Trading at just 7.8x past earnings, BHP similarly appears cheap on a multiples basis. More importantly, the PEG ratio stands at 0.73, which indicates future growth projections have not been fully factored into the stock price. Analysts forecast 10.7% annual EPS growth over the next 5 years, which translate to a future stock value of $110.37. Discounting backwards by 10% yields a present value roughly in-line with the current market assessment. Thus, BHP should be classified more as a high-risk growth investment than contrarian value play.

Several factors are limiting BHP's value story. First, investors are afraid of slowing Chinese growth. Second, investors are afraid of the debt crisis.
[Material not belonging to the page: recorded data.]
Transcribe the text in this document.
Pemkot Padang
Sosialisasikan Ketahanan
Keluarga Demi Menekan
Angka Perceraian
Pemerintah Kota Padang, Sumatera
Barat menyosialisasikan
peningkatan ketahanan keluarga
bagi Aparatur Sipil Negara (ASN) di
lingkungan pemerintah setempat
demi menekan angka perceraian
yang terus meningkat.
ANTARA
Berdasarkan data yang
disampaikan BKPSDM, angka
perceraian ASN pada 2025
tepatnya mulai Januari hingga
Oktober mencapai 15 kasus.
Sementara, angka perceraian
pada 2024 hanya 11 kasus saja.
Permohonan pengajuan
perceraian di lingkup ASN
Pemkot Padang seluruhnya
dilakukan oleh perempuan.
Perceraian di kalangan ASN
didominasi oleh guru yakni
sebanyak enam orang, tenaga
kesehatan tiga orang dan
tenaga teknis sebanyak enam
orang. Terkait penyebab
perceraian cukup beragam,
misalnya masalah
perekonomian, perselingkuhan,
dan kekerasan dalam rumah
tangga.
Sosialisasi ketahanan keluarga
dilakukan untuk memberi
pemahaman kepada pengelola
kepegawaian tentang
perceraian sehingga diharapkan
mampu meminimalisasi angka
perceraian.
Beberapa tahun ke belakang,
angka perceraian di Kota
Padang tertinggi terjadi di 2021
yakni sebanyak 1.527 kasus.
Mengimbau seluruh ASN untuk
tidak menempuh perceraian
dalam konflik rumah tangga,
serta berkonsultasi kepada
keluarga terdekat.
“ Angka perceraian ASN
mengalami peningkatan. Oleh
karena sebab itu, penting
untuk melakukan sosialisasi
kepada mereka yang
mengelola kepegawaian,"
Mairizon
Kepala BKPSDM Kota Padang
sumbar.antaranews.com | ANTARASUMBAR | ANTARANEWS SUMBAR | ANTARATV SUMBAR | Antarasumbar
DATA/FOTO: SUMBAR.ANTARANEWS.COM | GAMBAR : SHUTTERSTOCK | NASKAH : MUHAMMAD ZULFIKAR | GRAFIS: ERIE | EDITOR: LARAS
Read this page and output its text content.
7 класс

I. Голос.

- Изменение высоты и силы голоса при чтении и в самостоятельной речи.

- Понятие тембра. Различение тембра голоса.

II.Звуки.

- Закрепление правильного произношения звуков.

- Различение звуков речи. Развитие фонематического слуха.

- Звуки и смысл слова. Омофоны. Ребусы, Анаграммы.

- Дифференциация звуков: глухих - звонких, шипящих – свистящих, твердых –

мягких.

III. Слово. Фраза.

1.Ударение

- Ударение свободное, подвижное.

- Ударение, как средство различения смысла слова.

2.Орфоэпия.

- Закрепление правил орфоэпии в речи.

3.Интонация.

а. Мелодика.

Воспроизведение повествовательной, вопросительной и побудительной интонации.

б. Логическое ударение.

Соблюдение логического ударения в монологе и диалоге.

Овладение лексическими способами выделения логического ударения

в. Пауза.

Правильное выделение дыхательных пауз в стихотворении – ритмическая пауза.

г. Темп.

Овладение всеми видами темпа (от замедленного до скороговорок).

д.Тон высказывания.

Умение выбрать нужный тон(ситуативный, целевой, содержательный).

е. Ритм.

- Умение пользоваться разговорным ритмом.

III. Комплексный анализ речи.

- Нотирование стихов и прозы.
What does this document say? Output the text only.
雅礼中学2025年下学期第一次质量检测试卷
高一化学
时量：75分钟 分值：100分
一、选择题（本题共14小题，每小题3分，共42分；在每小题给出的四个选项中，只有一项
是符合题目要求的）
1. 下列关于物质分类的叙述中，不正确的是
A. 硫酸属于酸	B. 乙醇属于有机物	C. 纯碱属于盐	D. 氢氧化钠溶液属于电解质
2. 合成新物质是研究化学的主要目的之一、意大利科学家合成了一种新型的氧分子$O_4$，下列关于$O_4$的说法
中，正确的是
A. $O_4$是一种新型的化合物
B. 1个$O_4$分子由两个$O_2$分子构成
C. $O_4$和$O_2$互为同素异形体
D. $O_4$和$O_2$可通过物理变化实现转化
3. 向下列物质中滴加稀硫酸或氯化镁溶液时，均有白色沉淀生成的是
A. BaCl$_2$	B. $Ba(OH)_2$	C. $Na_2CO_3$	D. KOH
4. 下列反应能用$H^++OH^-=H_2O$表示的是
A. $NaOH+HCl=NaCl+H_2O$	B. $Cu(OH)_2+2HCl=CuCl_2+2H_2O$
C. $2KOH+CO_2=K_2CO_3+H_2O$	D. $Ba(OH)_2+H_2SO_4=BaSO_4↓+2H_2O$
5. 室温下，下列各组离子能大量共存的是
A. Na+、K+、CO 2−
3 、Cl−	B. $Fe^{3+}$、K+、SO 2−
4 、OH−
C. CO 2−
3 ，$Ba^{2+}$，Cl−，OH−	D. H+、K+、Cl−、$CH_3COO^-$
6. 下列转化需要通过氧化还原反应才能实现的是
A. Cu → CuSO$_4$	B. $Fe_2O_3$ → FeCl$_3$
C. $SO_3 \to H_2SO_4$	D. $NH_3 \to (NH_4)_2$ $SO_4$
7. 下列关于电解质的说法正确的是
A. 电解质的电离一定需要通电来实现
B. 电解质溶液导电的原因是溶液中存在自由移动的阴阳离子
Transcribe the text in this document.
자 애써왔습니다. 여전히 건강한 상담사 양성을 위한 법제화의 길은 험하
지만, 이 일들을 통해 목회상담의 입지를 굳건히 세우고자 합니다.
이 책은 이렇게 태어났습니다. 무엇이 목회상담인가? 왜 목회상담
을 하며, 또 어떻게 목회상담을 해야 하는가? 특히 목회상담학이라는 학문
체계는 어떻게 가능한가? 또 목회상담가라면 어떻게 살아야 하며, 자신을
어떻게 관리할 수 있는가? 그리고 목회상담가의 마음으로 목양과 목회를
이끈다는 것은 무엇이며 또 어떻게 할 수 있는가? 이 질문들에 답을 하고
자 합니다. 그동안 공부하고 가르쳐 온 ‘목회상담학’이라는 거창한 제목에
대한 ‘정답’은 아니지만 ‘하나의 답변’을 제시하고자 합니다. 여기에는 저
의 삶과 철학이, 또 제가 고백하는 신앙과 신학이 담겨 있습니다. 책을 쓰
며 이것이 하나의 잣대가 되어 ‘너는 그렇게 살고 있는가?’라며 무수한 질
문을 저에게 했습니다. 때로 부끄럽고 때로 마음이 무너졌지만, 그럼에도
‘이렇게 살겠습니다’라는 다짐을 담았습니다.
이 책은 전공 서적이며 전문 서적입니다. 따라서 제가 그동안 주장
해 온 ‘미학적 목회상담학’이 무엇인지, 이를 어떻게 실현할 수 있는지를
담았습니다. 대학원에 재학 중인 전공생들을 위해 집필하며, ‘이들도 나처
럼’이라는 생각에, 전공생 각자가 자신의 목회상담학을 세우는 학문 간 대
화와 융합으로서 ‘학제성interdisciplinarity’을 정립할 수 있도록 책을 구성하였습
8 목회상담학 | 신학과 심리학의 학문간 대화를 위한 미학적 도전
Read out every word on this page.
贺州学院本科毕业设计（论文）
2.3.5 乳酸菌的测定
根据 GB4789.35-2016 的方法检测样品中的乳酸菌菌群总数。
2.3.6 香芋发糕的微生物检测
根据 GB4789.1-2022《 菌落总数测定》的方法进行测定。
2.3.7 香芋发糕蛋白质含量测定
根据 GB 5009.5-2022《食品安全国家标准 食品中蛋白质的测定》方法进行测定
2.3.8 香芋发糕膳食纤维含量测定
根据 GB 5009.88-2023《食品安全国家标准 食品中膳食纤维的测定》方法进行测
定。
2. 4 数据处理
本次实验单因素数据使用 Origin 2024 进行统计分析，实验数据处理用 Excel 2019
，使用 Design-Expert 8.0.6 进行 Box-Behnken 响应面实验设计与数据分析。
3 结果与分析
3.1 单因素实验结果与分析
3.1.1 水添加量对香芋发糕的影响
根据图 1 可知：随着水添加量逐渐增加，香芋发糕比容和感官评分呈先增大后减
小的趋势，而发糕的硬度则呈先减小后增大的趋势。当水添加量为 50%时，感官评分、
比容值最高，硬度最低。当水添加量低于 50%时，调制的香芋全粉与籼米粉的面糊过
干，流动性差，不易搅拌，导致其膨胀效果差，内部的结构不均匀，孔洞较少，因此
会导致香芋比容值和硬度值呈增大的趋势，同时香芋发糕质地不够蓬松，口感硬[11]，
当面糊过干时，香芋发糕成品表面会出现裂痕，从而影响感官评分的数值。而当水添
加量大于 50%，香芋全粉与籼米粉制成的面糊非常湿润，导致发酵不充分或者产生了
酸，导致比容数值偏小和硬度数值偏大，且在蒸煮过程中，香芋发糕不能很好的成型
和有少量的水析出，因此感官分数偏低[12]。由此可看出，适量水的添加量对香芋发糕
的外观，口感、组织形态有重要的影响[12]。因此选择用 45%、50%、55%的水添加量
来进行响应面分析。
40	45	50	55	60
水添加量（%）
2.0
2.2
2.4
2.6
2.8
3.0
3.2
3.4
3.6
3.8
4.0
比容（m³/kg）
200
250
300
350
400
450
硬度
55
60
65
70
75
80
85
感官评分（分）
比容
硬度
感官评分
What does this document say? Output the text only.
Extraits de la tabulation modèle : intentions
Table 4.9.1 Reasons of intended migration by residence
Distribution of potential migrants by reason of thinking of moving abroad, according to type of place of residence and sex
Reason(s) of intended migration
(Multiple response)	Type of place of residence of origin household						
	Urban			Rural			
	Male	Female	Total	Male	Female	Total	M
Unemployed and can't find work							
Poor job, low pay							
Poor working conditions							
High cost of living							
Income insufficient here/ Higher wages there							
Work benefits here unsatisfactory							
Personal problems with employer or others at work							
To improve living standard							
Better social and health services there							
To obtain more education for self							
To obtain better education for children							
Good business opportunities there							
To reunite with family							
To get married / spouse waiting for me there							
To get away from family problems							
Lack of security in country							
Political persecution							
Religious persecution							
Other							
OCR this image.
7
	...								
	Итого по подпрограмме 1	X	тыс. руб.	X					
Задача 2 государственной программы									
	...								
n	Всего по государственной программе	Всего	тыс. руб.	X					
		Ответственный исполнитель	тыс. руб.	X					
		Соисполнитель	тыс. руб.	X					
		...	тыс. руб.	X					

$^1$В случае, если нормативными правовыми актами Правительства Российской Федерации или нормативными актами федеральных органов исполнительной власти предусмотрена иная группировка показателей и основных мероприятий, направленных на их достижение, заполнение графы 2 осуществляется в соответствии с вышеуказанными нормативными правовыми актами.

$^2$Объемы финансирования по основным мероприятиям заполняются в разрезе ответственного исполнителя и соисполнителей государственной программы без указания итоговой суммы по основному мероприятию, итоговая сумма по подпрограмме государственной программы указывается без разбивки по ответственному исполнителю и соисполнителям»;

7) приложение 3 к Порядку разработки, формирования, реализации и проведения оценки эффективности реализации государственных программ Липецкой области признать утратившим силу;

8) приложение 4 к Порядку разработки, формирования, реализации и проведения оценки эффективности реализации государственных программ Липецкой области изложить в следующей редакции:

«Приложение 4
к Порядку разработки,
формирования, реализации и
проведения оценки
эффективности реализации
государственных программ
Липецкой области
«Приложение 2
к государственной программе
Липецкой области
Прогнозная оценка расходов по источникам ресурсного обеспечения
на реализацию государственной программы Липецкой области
Combined with the FX headwind, altogether too many investors are viewing BHP as being in a "perfect storm". The company's correlation with commodities has become less meaningful of late, which is resulting in many feeling as though there won't be any USD cost relief during the downturn as the AUD strengthens. Sentiments are at an all time low since the financial crisis. This is largely due to the fundamental shift from price-makers to price-takers.

In my view, these risks are offset by stable cash flow and margins. Exposure to petroleum is particularly helpful in keeping up margins since capex is typically allocated upfront. The firm also has the largest set of low-cost mines that can be easily expanded. During the June quarter, management yielded solid iron ore volumes at 40.7M tones, which was the 12 consecutive that BHP yielded record annual production.When it comes to diversification, BHP also is a leader among peers. In addition, BHP has been able to retain greater pricing power than peers due to its focus on takeover activity. With the wherewithal to survive volatile commodity markets, BHP will live to ride the positive secular trends from a rising consumer population in China and India. Accordingly, I recommend investors make a small speculative stake.